Coherent synthetic aperture cooperative detection within multi-ship formations will make geolocation and targeting highly accurate and faster. Directed energy weapons employment against helicopters will reap airborne laser and pulsed-RF retaliatory engagements at the speed of light. For kinetic engagements, who can resist suggesting the employment of self-steering bullets to improve probability of kill against moving and hiding targets?
A big concern for operators is their signature — whether acoustic, IR, visual or RF. Ownship signature awareness and signature management to keep “spikes” away from detected threats will be a standard feature, especially as flight-control automation handles countermeasure procedure maneuvers. Automation will be central to modernization in combat helicopter operations.
As we’ve learned over the past decade or so, there are things at which computers excel and others where the human still performs like a boss. Let the human be the Jedi of uncertain wartime situations.
Mission planning is the essential element of streamlining automation and workload shift.
As aircraft grow more complex, mission planning systems, by necessity, will be simplified. Future aircraft technology promises more system setup complexity. Planning will be strealined with electronically coded standard operating procedures driving smart default settings for multi-ship ops. Or it will be directly manipulated from the electronic fragmentary orders, air tasking orders and OPSTASK LINK.
Weather will dovetail with the planning environment incorporating TurboTax-like queries for employment decisions — “Do you want me to enable automatic blade and inlet de-ice or cue you in flight?” Pre-mission planning systems will mimic aircraft capabilities, allowing easy en route mission re-tasking or automated route replanning due to threats (including weather). Route replanning algorithms will include real-time ownship and wingman performance (climb, turn, speed), and fuel limit computations to check re-routing feasibility. Cabin occupants will have easy-to-use, virtual sand-tables, allowing mission briefing and contingency planning while en route. Airborne implementation of the Global Information Grid will ensure tailored data gets to the right recipients at the right time. Smart publish and subscribe service-based architectures will allow better data management to and from warfighters.

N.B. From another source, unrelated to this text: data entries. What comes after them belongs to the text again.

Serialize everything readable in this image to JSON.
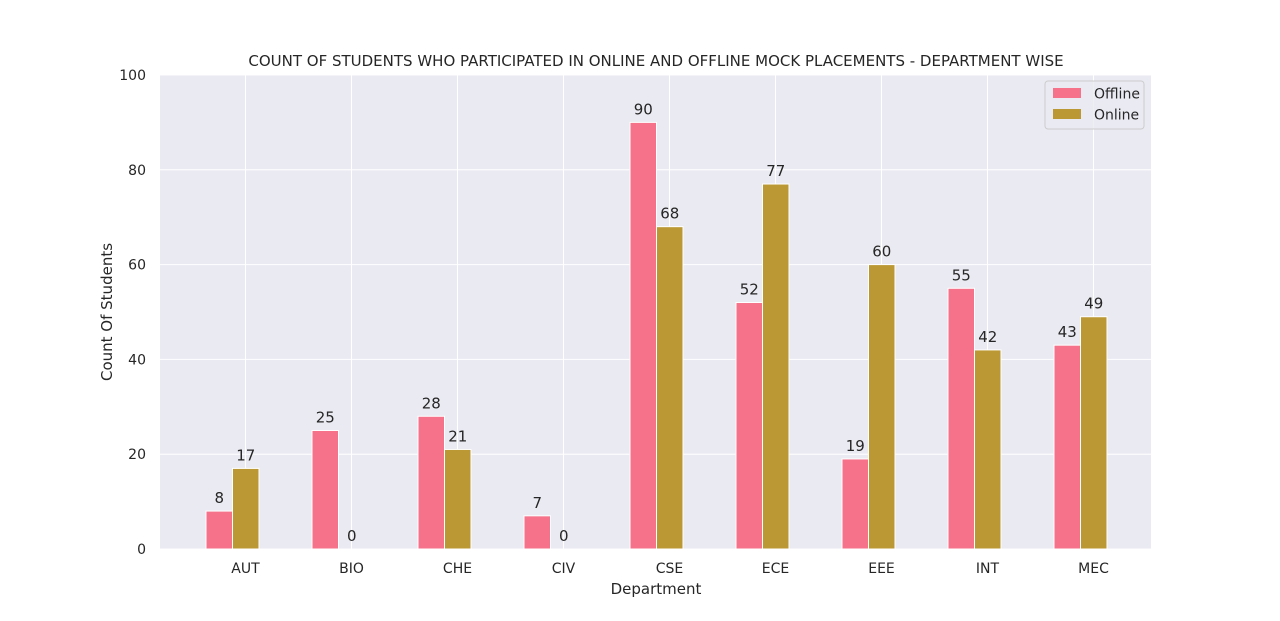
{
  "chart_data": {
    "type": "bar",
    "title": "COUNT OF STUDENTS WHO PARTICIPATED IN ONLINE AND OFFLINE MOCK PLACEMENTS - DEPARTMENT WISE",
    "xlabel": "Department",
    "ylabel": "Count Of Students",
    "categories": [
      "AUT",
      "BIO",
      "CHE",
      "CIV",
      "CSE",
      "ECE",
      "EEE",
      "INT",
      "MEC"
    ],
    "series": [
      {
        "name": "Offline",
        "color": "#f5728a",
        "values": [
          8,
          25,
          28,
          7,
          90,
          52,
          19,
          55,
          43
        ]
      },
      {
        "name": "Online",
        "color": "#bb9833",
        "values": [
          17,
          0,
          21,
          0,
          68,
          77,
          60,
          42,
          49
        ]
      }
    ],
    "ylim": [
      0,
      100
    ],
    "yticks": [
      0,
      20,
      40,
      60,
      80,
      100
    ],
    "grid": true,
    "legend_position": "top-right",
    "background_color": "#eaeaf2",
    "grid_color": "#ffffff"
  }
}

Lastly, flight control automation will be a big enabler. For manned flight, mission-based tailorable flying handling qualities can also provide emergency return to base in the event of pilot casualty. Decision-aiding is an adjunct of flight-control automation. The RAH-66 Comanche’s cognitive decision aid dreams will be enabled and enhanced. Then as we execute missions, the onboard fault detection and fault isolation will have been running in the background, watching for mechanical, vibratory or electronic faults and any airframe exceedances while forwarding maintenance or parts support requests via high-bandwidth data links.

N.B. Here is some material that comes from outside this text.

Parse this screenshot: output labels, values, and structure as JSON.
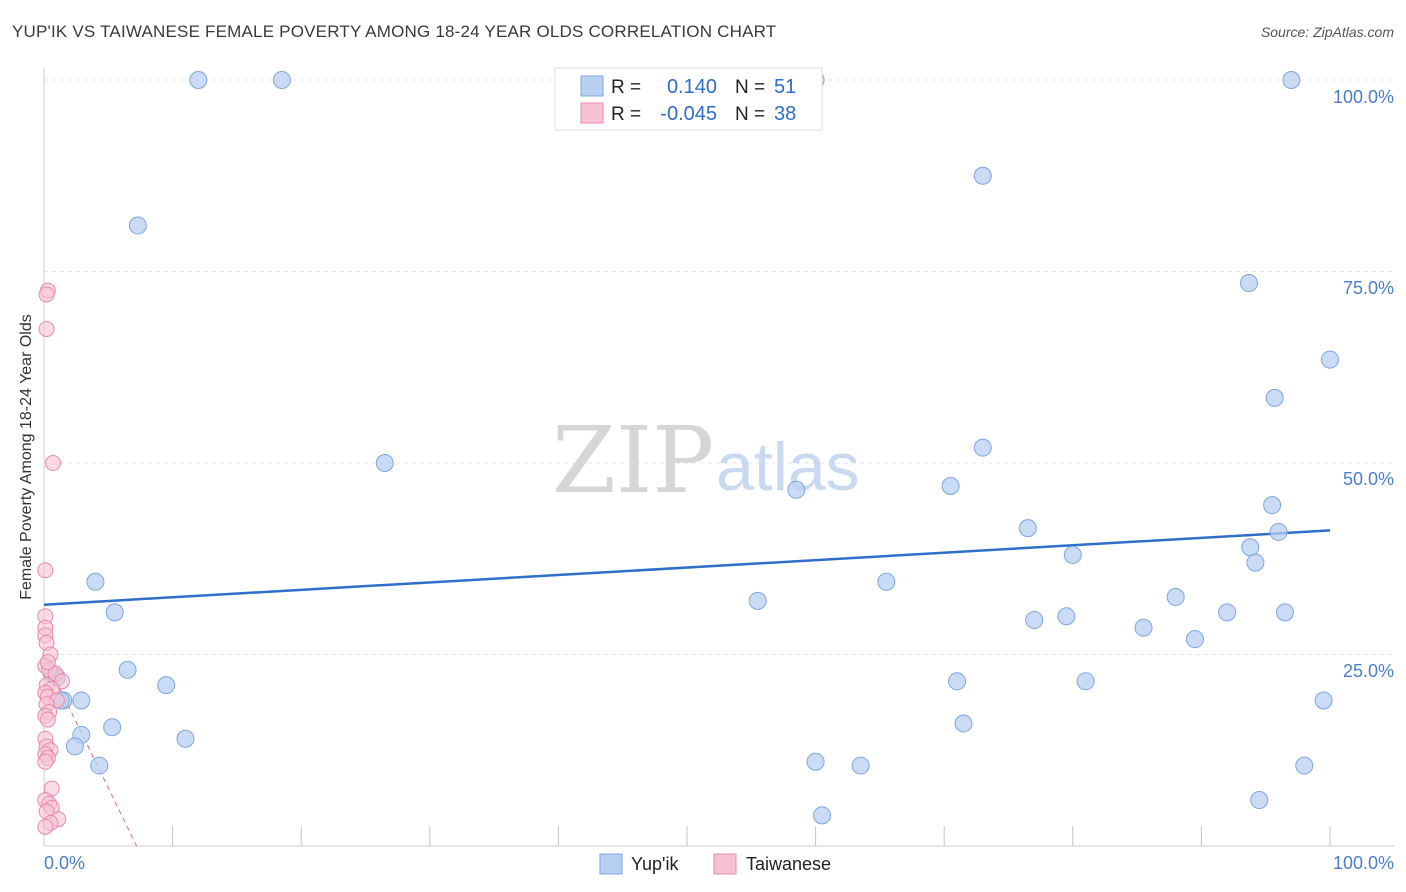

Mission system complexity discussed thus far is extraordinary and will demand remarkable parallel processing. Micro-cloud architectures aboard the aircraft will divide and accelerate computing among small processors at the skin sensors for redundancy and to reduce heavy computing processing costs in centralized multi-core mission computers. These architectures will have redundant fiber-optic “photonic” backbones for flight and mission management. We may see the migration to massively parallel processing using multi-frequency laser-optical CPUs to accommodate intense graphic processing and cooling demands. We’ll see industry-standard partitioned architectures for sensor control/display and weaponry. This will allow enhancements to systems with minimal regression testing.